Dr. House

Dr. House
Dr. House

Tuesday, June 4, 2019

Your gut microbiome could change the way you metabolize medicines, a new paper says

https://www.statnews.com/2019/06/03/microbiome-metabolize-medicine/ "It is possible that we can use genes or species of bacteria to predict the capacity of an individual's gut flora to metabolize a certain drug," study co-lead author Maria Zimmermann-Kogadeeva said in a university news release. "The work is a first step in identifying biomarkers that could help doctors prescribe the drugs that are the safest and most effective for individual patients," added Zimmermann-Kogadeeva.

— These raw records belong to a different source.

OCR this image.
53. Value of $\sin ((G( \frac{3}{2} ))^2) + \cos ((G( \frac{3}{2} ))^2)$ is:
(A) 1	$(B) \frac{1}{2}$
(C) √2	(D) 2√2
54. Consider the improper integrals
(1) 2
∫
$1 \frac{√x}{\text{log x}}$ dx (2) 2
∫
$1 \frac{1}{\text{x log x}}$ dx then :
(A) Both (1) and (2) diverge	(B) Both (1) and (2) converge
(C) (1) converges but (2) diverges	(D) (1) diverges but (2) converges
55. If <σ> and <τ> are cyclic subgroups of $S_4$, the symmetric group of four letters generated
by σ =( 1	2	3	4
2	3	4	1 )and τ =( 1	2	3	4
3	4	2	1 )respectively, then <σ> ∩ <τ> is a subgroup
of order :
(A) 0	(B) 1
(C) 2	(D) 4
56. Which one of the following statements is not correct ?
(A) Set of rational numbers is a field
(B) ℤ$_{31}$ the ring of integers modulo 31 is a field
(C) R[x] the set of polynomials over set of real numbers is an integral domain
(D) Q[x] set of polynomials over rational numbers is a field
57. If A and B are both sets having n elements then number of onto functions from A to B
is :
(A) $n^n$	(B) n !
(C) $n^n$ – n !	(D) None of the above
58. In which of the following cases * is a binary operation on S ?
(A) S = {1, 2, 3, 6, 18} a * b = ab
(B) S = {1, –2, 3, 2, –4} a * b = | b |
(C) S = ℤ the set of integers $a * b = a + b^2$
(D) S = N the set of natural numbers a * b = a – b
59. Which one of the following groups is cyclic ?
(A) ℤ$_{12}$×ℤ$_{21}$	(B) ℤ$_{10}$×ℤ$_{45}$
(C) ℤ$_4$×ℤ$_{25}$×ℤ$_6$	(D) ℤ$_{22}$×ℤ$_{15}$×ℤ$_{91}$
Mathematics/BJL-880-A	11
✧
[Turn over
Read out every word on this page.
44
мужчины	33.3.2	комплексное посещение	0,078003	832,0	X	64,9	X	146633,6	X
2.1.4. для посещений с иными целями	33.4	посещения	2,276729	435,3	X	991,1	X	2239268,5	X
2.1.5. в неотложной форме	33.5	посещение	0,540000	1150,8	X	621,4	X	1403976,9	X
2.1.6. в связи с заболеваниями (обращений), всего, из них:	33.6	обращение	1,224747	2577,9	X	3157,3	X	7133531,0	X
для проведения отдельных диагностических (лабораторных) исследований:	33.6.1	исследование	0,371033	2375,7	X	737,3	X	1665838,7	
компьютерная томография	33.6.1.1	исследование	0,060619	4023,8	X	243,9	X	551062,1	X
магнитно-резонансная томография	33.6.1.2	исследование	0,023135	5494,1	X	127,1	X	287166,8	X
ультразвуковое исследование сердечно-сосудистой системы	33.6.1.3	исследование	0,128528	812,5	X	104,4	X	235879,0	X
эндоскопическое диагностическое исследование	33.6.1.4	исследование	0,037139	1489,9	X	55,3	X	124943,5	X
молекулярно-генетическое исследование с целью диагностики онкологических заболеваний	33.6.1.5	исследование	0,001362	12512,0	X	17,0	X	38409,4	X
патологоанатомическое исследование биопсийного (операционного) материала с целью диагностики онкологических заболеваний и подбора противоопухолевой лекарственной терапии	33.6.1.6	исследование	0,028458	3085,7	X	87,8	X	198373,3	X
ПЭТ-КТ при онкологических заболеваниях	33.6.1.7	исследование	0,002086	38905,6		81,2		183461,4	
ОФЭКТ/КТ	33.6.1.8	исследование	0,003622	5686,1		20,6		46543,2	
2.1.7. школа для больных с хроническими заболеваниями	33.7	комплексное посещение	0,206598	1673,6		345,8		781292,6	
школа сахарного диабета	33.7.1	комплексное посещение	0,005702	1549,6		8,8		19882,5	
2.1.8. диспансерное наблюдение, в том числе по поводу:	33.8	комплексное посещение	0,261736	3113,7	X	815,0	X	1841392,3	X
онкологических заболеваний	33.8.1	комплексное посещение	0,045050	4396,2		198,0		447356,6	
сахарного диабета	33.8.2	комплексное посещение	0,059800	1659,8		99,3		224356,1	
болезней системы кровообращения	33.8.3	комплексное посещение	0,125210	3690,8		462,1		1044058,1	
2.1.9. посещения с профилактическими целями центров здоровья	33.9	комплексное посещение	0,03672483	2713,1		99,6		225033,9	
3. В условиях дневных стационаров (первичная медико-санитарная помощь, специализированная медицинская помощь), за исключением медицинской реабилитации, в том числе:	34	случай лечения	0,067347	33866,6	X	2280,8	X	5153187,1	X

She's a postdoctoral fellow in the lab of senior study author Andrew Goodman, of Yale's Microbial Sciences Institute and the department of microbial pathogenesis. For the new study, the researchers investigated whether and how 271 drugs are chemically modified by 76 kinds of gut bacteria. Nearly two-thirds of the drugs were metabolized by at least one of the bacteria species, the findings showed. The researchers then identified many of the genes that enable the bacteria to metabolize the drugs. The team found wide variations in the number of these genes in healthy people. In some cases, these differences explain why some people's gut bacteria populations (microbiomes) metabolize drugs rapidly, while others act on the same drugs slowly or not at all. It was once thought that drug metabolism was carried out only by organs, such as the liver, Goodman's team noted.